The CAP is examining the possibility of desalination, for which there appears to be two primary options to choose from, Barrett said.
“We could probably partner with somebody in California; we pay for them to desalinate the water and then whatever the volume they get out of it creates a net volume left in the river, and we take it so it would be a trade off that way,” he said. “The other thing we are talking about is working with Mexico, and there is a couple of locations in Mexico we are talking about. It is going to be some time before that happens, so right now most of the emphasis is going to be on conservation, you know, what more can people do, but that’s a limited fix, you can only take that so far.”
USBR is more optimistic.
“We are the water wholesaler, and Arizona, California, and Nevada are doing incredible things in the way of water reuse and recycling, in the way of conservation, in the way of Arizona storing a lot of water in groundwater areas,” Davis said. “Some of the planning that Arizona has done, and some of the things that they have implemented over the last decade have truly shown that the water managers have been looking at the horizon.”
An excellent model of municipal water management in the Southwest is Las Vegas, for example.
“Almost every drop of the water in Las Vegas is reclaimed water,” Davis said. “Everything that you are not drinking, all the toilet water—everything that you are not drinking—is recycled water.”
There are many great examples of progressive water use policy at the state and local levels in the Southwest, but when not all cities and agricultural operations are using the most cutting-edge civil engineering and technology, the USBR strongly cautions against resorting to industrial-scale desalination as an everyday solution.

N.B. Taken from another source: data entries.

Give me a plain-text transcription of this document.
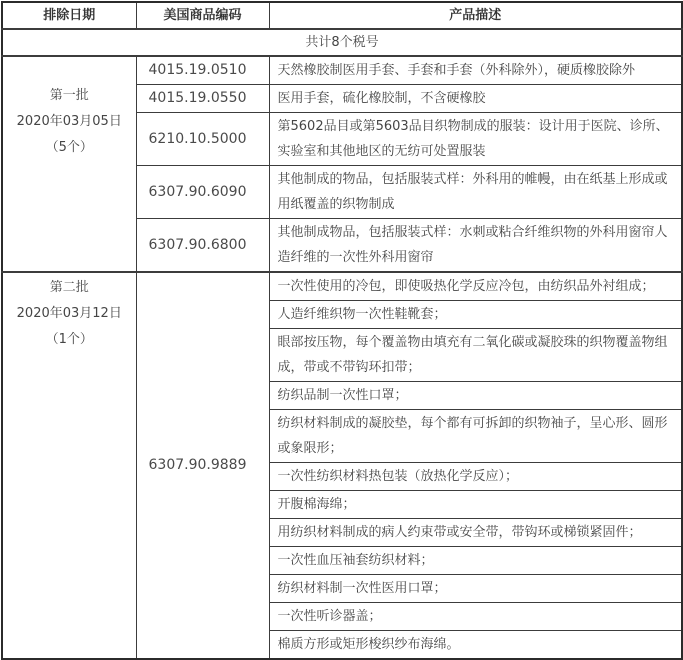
排除日期	美国商品编码	产品描述
共计8个税号		

第一批
2020年03月05日
（5个）	4015.19.0510	天然橡胶制医用手套、手套和手套（外科除外），硬质橡胶除外
	4015.19.0550	医用手套，硫化橡胶制，不含硬橡胶
	6210.10.5000	第5602品目或第5603品目织物制成的服装：设计用于医院、诊所、实验室和其他地区的无纺可处置服装
	6307.90.6090	其他制成的物品，包括服装式样：外科用的帷幔，由在纸基上形成或用纸覆盖的织物制成
	6307.90.6800	其他制成物品，包括服装式样：水刺或粘合纤维织物的外科用窗帘人造纤维的一次性外科用窗帘

第二批
2020年03月12日
（1个）	6307.90.9889	一次性使用的冷包，即使吸热化学反应冷包，由纺织品外衬组成；
		人造纤维织物一次性鞋靴套；
		眼部按压物，每个覆盖物由填充有二氧化碳或凝胶珠的织物覆盖物组成，带或不带钩环扣带；
		纺织品制一次性口罩；
		纺织材料制成的凝胶垫，每个都有可拆卸的织物袖子，呈心形、圆形或象限形；
		一次性纺织材料热包装（放热化学反应）；
		开腹棉海绵；
		用纺织材料制成的病人约束带或安全带，带钩环或梯锁紧固件；
		一次性血压袖套纺织材料；
		纺织材料制一次性医用口罩；
		一次性听诊器盖；
		棉质方形或矩形梭织纱布海绵。
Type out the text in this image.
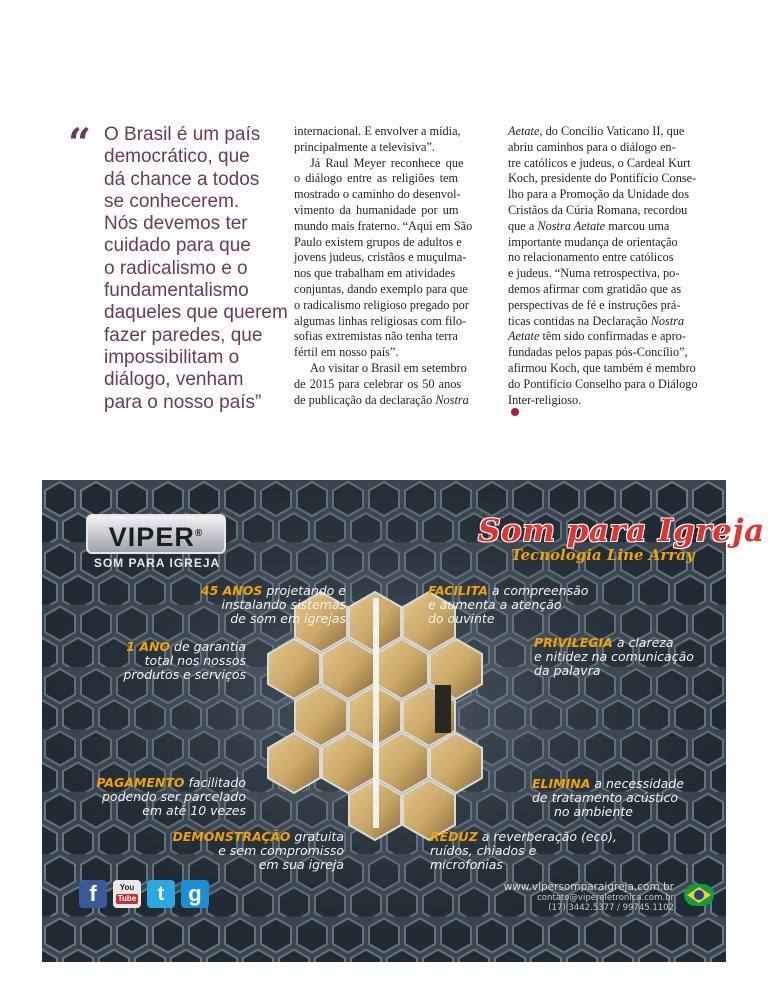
“ O Brasil é um país
democrático, que
dá chance a todos
se conhecerem.
Nós devemos ter
cuidado para que
o radicalismo e o
fundamentalismo
daqueles que querem
fazer paredes, que
impossibilitam o
diálogo, venham
para o nosso país”
internacional. E envolver a mídia,
principalmente a televisiva”.
Já Raul Meyer reconhece que
o diálogo entre as religiões tem
mostrado o caminho do desenvol-
vimento da humanidade por um
mundo mais fraterno. “Aqui em São
Paulo existem grupos de adultos e
jovens judeus, cristãos e muçulma-
nos que trabalham em atividades
conjuntas, dando exemplo para que
o radicalismo religioso pregado por
algumas linhas religiosas com filo-
sofias extremistas não tenha terra
fértil em nosso país”.
Ao visitar o Brasil em setembro
de 2015 para celebrar os 50 anos
de publicação da declaração Nostra
Aetate, do Concílio Vaticano II, que
abriu caminhos para o diálogo en-
tre católicos e judeus, o Cardeal Kurt
Koch, presidente do Pontifício Conse-
lho para a Promoção da Unidade dos
Cristãos da Cúria Romana, recordou
que a Nostra Aetate marcou uma
importante mudança de orientação
no relacionamento entre católicos
e judeus. “Numa retrospectiva, po-
demos afirmar com gratidão que as
perspectivas de fé e instruções prá-
ticas contidas na Declaração Nostra
Aetate têm sido confirmadas e apro-
fundadas pelos papas pós-Concílio”,
afirmou Koch, que também é membro
do Pontifício Conselho para o Diálogo
Inter-religioso.
VIPER®
SOM PARA IGREJA
Som para Igreja
Tecnologia Line Array
45 ANOS projetando e
instalando sistemas
de som em igrejas
1 ANO de garantia
total nos nossos
produtos e serviços
PAGAMENTO facilitado
podendo ser parcelado
em até 10 vezes
DEMONSTRAÇÃO gratuita
e sem compromisso
em sua igreja
FACILITA a compreensão
e aumenta a atenção
do ouvinte
PRIVILEGIA a clareza
e nitidez na comunicação
da palavra
ELIMINA a necessidade
de tratamento acústico
no ambiente
REDUZ a reverberação (eco),
ruídos, chiados e
microfonias
f	You
Tube	t	g	www.vipersomparaigreja.com.br
contato@vipereletronica.com.br
(17) 3442.5377 / 99745.1102
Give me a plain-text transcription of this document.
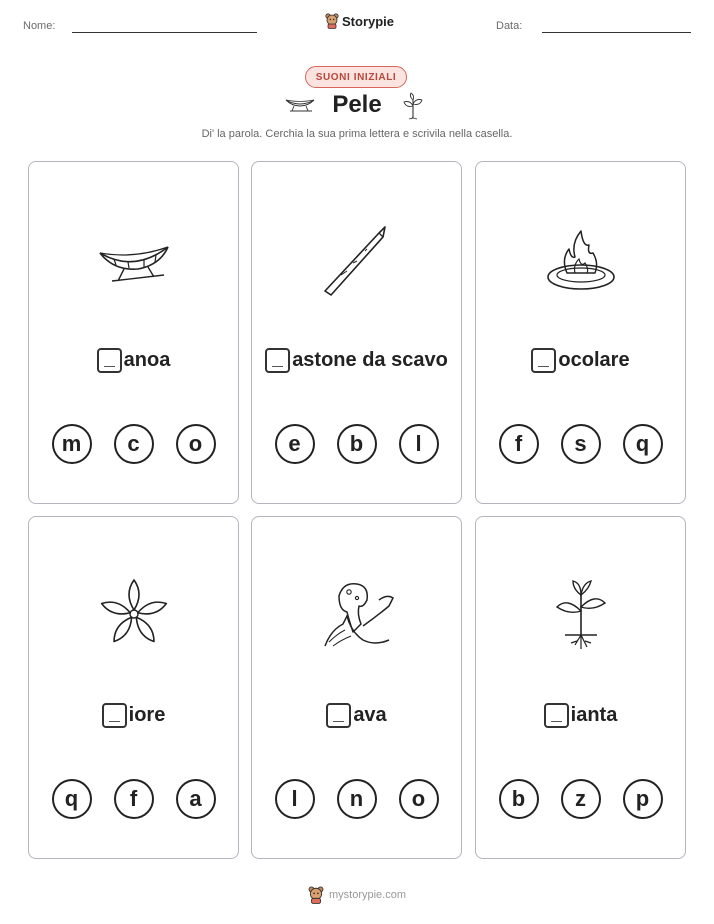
Nome:	Storypie	Data:
SUONI INIZIALI
Pele
Di' la parola. Cerchia la sua prima lettera e scrivila nella casella.
anoa
m	c	o
astone da scavo
e	b	l
ocolare
f	s	q
iore
q	f	a
ava
l	n	o
ianta
b	z	p
mystorypie.com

“The states are the water managers, they are the retailers, so to speak, and are the managers of where the water is going within, how it is being used, how its being retreated, reclaimed, and recycled,” Davis said. “We’re really supportive of states' activities. And while the YDP is a piece of equipment that we are still maintaining, its just not high on the list of alternatives, considering the way the states are cooperating with each other, in augmenting water supplies and conserving water.”